BANYUWANGI | global.i-news.site – Puncak arus balik H+7 Lebaran 2026 di lintasan penyeberangan Ketapang-Gilimanuk membludak, dengan kendaraan yang akan menyeberang didominasi pemudik sepeda motor dan mobil pribadi. Hal ini menyebabkan kemacetan di area pelabuhan Ketapang dan sekitarnya.
sejak pukul 08.00 WIB, ratusan pemudik sepeda motor terus datang dari arah selatan (Jember-Banyuwangi) dan utara (Situbondo-Banyuwangi), memenuhi pintu perlintasan otomatis sepeda motor. Kendaraan roda empat juga tampak memenuhi area parkir utama pelabuhan dan jalur masuk dermaga.

General Manajer PT Indonesia Ferry (Persero) Cabang Ketapang, Arief Eko menyampaikan dari 32 kapal feri yang beroperasi pada puncak arus balik hari ini, 18 armada kapal di antaranya diterapkan skema tiba bongkar berangkat atau TBB untuk mengurai kepadatan kendaraan roda empat (mobil pribadi) dan sepeda motor termasuk kendaraan truk logistik.
“Yang beroperasi dengan pola TBB di Dermaga MB-IV ada empat unit, di LCM 11 unit, sedangkan di Dermaga Bulusan ada tiga unit kapal feri yang menerapkan TBB,” kata dia di Pelabuhan Ketapang, Banyuwangi, ungkapnya

Salah seorang pemudik asal Lumajang, Sri Rahayu, mengatakan harus menghabiskan waktu hampir dua jam untuk mencapai area parkir pelabuhan, mulai dari pertigaan SPBU Farly Ketapang (1,2 km dari pelabuhan), karena diarahkan melalui jalan lingkar untuk menghindari kemacetan di jalan arteri depan pintu masuk pelabuhan.
Selain itu, sejak dini hari, ratusan truk logistik yang akan menyeberang ke Gilimanuk juga tertahan dan antre hingga 12 jam.
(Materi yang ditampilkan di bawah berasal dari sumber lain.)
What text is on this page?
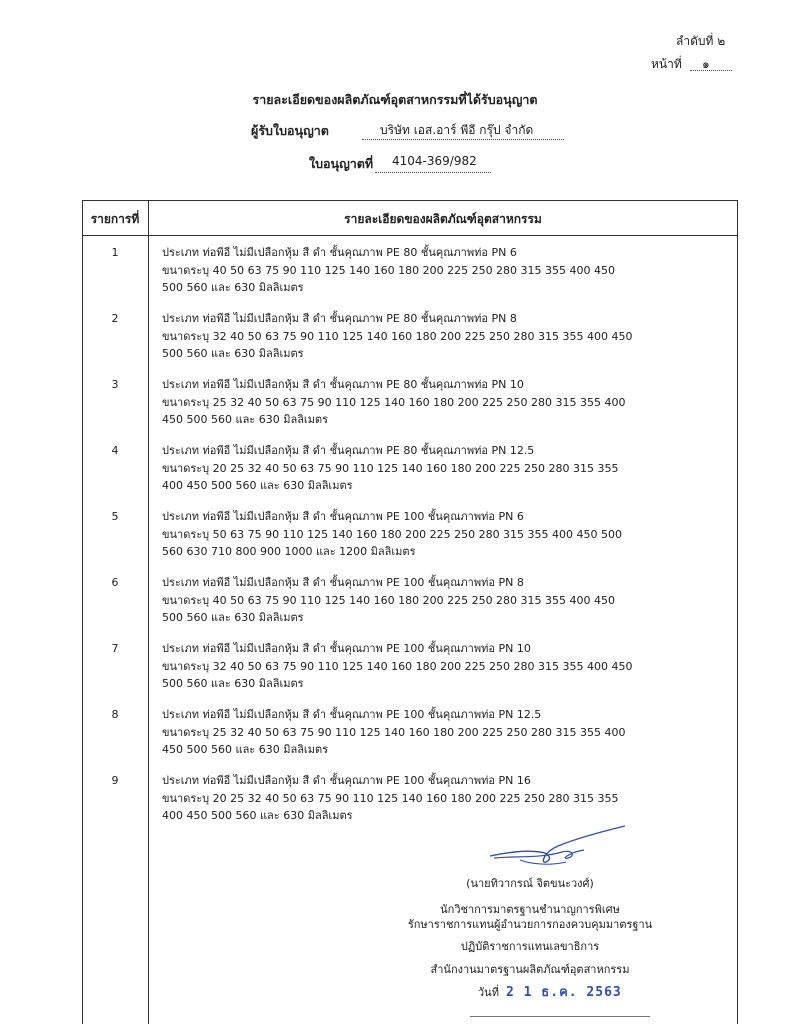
ลำดับที่ ๒
หน้าที่ ๑
รายละเอียดของผลิตภัณฑ์อุตสาหกรรมที่ได้รับอนุญาต
ผู้รับใบอนุญาต	บริษัท เอส.อาร์ พีอี กรุ๊ป จำกัด
ใบอนุญาตที่ 4104-369/982
รายการที่	รายละเอียดของผลิตภัณฑ์อุตสาหกรรม
1	ประเภท ท่อพีอี ไม่มีเปลือกหุ้ม สี ดำ ชั้นคุณภาพ PE 80 ชั้นคุณภาพท่อ PN 6
ขนาดระบุ 40 50 63 75 90 110 125 140 160 180 200 225 250 280 315 355 400 450
500 560 และ 630 มิลลิเมตร
2	ประเภท ท่อพีอี ไม่มีเปลือกหุ้ม สี ดำ ชั้นคุณภาพ PE 80 ชั้นคุณภาพท่อ PN 8
ขนาดระบุ 32 40 50 63 75 90 110 125 140 160 180 200 225 250 280 315 355 400 450
500 560 และ 630 มิลลิเมตร
3	ประเภท ท่อพีอี ไม่มีเปลือกหุ้ม สี ดำ ชั้นคุณภาพ PE 80 ชั้นคุณภาพท่อ PN 10
ขนาดระบุ 25 32 40 50 63 75 90 110 125 140 160 180 200 225 250 280 315 355 400
450 500 560 และ 630 มิลลิเมตร
4	ประเภท ท่อพีอี ไม่มีเปลือกหุ้ม สี ดำ ชั้นคุณภาพ PE 80 ชั้นคุณภาพท่อ PN 12.5
ขนาดระบุ 20 25 32 40 50 63 75 90 110 125 140 160 180 200 225 250 280 315 355
400 450 500 560 และ 630 มิลลิเมตร
5	ประเภท ท่อพีอี ไม่มีเปลือกหุ้ม สี ดำ ชั้นคุณภาพ PE 100 ชั้นคุณภาพท่อ PN 6
ขนาดระบุ 50 63 75 90 110 125 140 160 180 200 225 250 280 315 355 400 450 500
560 630 710 800 900 1000 และ 1200 มิลลิเมตร
6	ประเภท ท่อพีอี ไม่มีเปลือกหุ้ม สี ดำ ชั้นคุณภาพ PE 100 ชั้นคุณภาพท่อ PN 8
ขนาดระบุ 40 50 63 75 90 110 125 140 160 180 200 225 250 280 315 355 400 450
500 560 และ 630 มิลลิเมตร
7	ประเภท ท่อพีอี ไม่มีเปลือกหุ้ม สี ดำ ชั้นคุณภาพ PE 100 ชั้นคุณภาพท่อ PN 10
ขนาดระบุ 32 40 50 63 75 90 110 125 140 160 180 200 225 250 280 315 355 400 450
500 560 และ 630 มิลลิเมตร
8	ประเภท ท่อพีอี ไม่มีเปลือกหุ้ม สี ดำ ชั้นคุณภาพ PE 100 ชั้นคุณภาพท่อ PN 12.5
ขนาดระบุ 25 32 40 50 63 75 90 110 125 140 160 180 200 225 250 280 315 355 400
450 500 560 และ 630 มิลลิเมตร
9	ประเภท ท่อพีอี ไม่มีเปลือกหุ้ม สี ดำ ชั้นคุณภาพ PE 100 ชั้นคุณภาพท่อ PN 16
ขนาดระบุ 20 25 32 40 50 63 75 90 110 125 140 160 180 200 225 250 280 315 355
400 450 500 560 และ 630 มิลลิเมตร
(นายทิวากรณ์ จิตขนะวงศ์)
นักวิชาการมาตรฐานชำนาญการพิเศษ
รักษาราชการแทนผู้อำนวยการกองควบคุมมาตรฐาน
ปฏิบัติราชการแทนเลขาธิการ
สำนักงานมาตรฐานผลิตภัณฑ์อุตสาหกรรม
วันที่ 2 1 ธ.ค. 2563
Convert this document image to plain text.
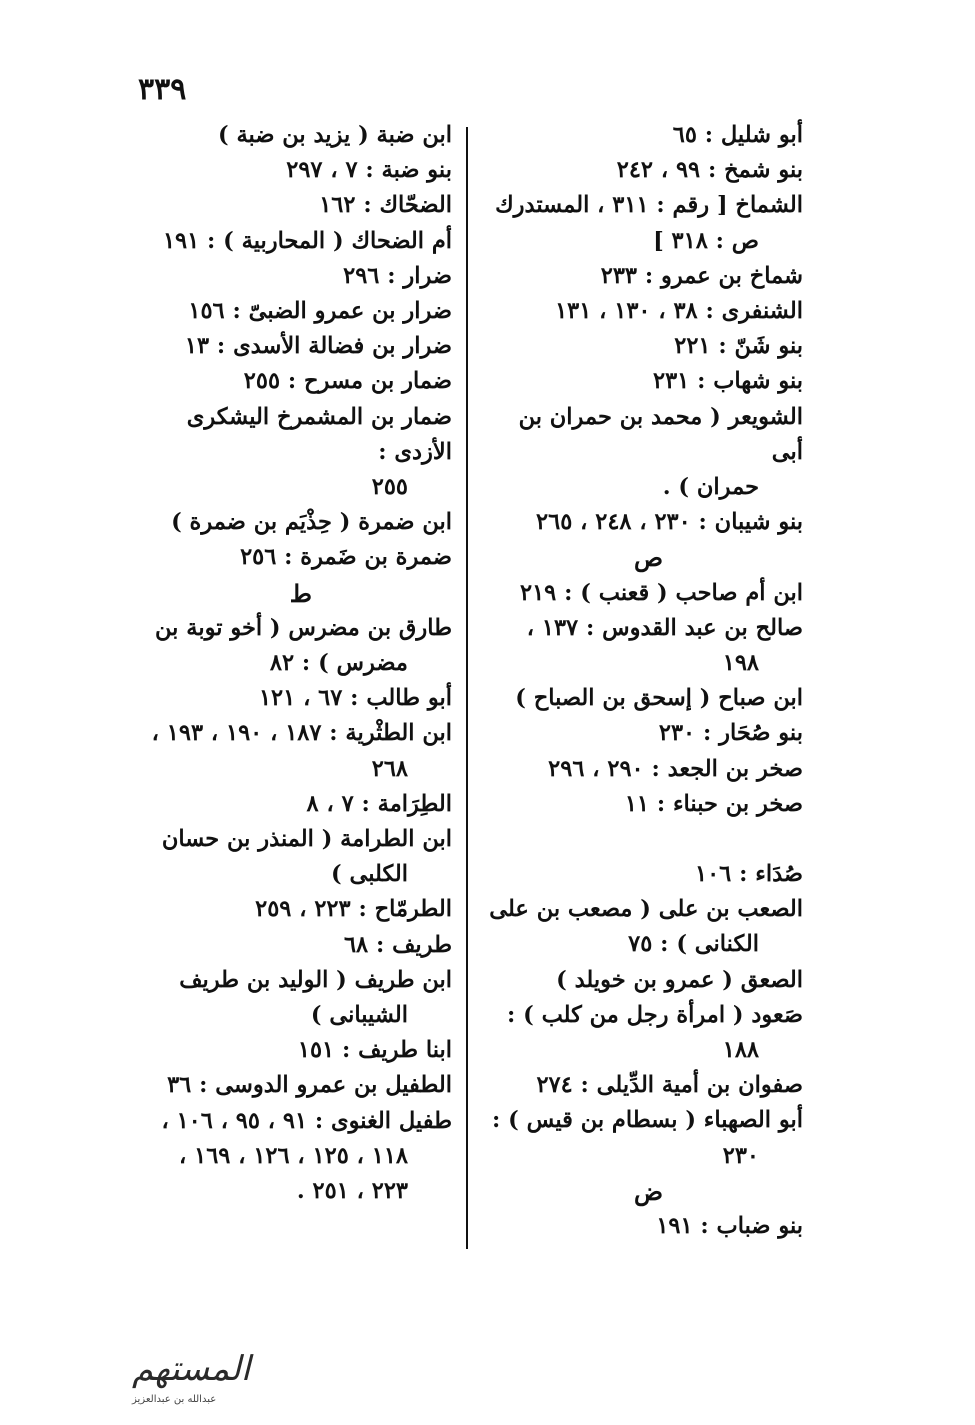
٣٣٩
أبو شليل : ٦٥
بنو شمخ : ٩٩ ، ٢٤٢
الشماخ [ رقم : ٣١١ ، المستدرك
ص : ٣١٨ ]
شماخ بن عمرو : ٢٣٣
الشنفرى : ٣٨ ، ١٣٠ ، ١٣١
بنو شَنّ : ٢٢١
بنو شهاب : ٢٣١
الشويعر ( محمد بن حمران بن أبى
حمران ) .
بنو شيبان : ٢٣٠ ، ٢٤٨ ، ٢٦٥
ص
ابن أم صاحب ( قعنب ) : ٢١٩
صالح بن عبد القدوس : ١٣٧ ،
١٩٨
ابن صباح ( إسحق بن الصباح )
بنو صُحَار : ٢٣٠
صخر بن الجعد : ٢٩٠ ، ٢٩٦
صخر بن حبناء : ١١
صُدَاء : ١٠٦
الصعب بن على ( مصعب بن على
الكنانى ) : ٧٥
الصعق ( عمرو بن خويلد )
صَعود ( امرأة رجل من كلب ) :
١٨٨
صفوان بن أمية الدِّيلى : ٢٧٤
أبو الصهباء ( بسطام بن قيس ) :
٢٣٠
ض
بنو ضباب : ١٩١
ابن ضبة ( يزيد بن ضبة )
بنو ضبة : ٧ ، ٢٩٧
الضحّاك : ١٦٢
أم الضحاك ( المحاربية ) : ١٩١
ضرار : ٢٩٦
ضرار بن عمرو الضبىّ : ١٥٦
ضرار بن فضالة الأسدى : ١٣
ضمار بن مسرح : ٢٥٥
ضمار بن المشمرخ اليشكرى الأزدى :
٢٥٥
ابن ضمرة ( حِذْيَم بن ضمرة )
ضمرة بن ضَمرة : ٢٥٦
ط
طارق بن مضرس ( أخو توبة بن
مضرس ) : ٨٢
أبو طالب : ٦٧ ، ١٢١
ابن الطثْرية : ١٨٧ ، ١٩٠ ، ١٩٣ ،
٢٦٨
الطِرَامة : ٧ ، ٨
ابن الطرامة ( المنذر بن حسان
الكلبى )
الطرمّاح : ٢٢٣ ، ٢٥٩
طريف : ٦٨
ابن طريف ( الوليد بن طريف
الشيبانى )
ابنا طريف : ١٥١
الطفيل بن عمرو الدوسى : ٣٦
طفيل الغنوى : ٩١ ، ٩٥ ، ١٠٦ ،
١١٨ ، ١٢٥ ، ١٢٦ ، ١٦٩ ،
٢٢٣ ، ٢٥١ .
المستهم
عبدالله بن عبدالعزيز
Hingga pukul 05.15 WIB, antrean truk mengular dari Terminal Sri Tanjung hingga depan pintu masuk pelabuhan, karena buffer zone di Bulusan penuh. Namun, pada pukul 10.00 WIB, antrean truk mulai terurai secara bertahap.
Sebelumnya, PT ASDP Indonesia Ferry (Persero) telah memperkirakan puncak arus balik terjadi pada tanggal 28-29 Maret. Corporate Secretary ASDP, Windy Andale, menyebutkan bahwa pada Jumat (27/3), sebanyak 43.052 penumpang, 7.289 sepeda motor, dan 4.507 mobil pribadi menyeberang dari Jawa ke Bali, jumlah yang sedikit turun dibanding hari sebelumnya.
“Kami terus berkoordinasi dengan regulator (KSOP, BPTD) dan kepolisian untuk kelancaran arus balik penyeberangan Ketapang-Gilimanuk,” kata dia.
Dari pantauan, global .i-news.site arus balik H+7 Lebaran 2026 pada hari ini yang tiba di Pelabuhan Ketapang didominasi pemudik sepeda motor, dan disusul pemudik kendaraan roda empat (mobil pribadi).
Bahkan, membludaknya pemudik sepeda motor yang akan menyeberang ke Pelabuhan Gilimanuk (Bali) melalui Pelabuhan Ketapang (Banyuwangi), ASDP Ketapang harus menggunakan pintu tiket kendaraan roda empat, karena tolgate sepeda motor penuh antrean sepeda motor.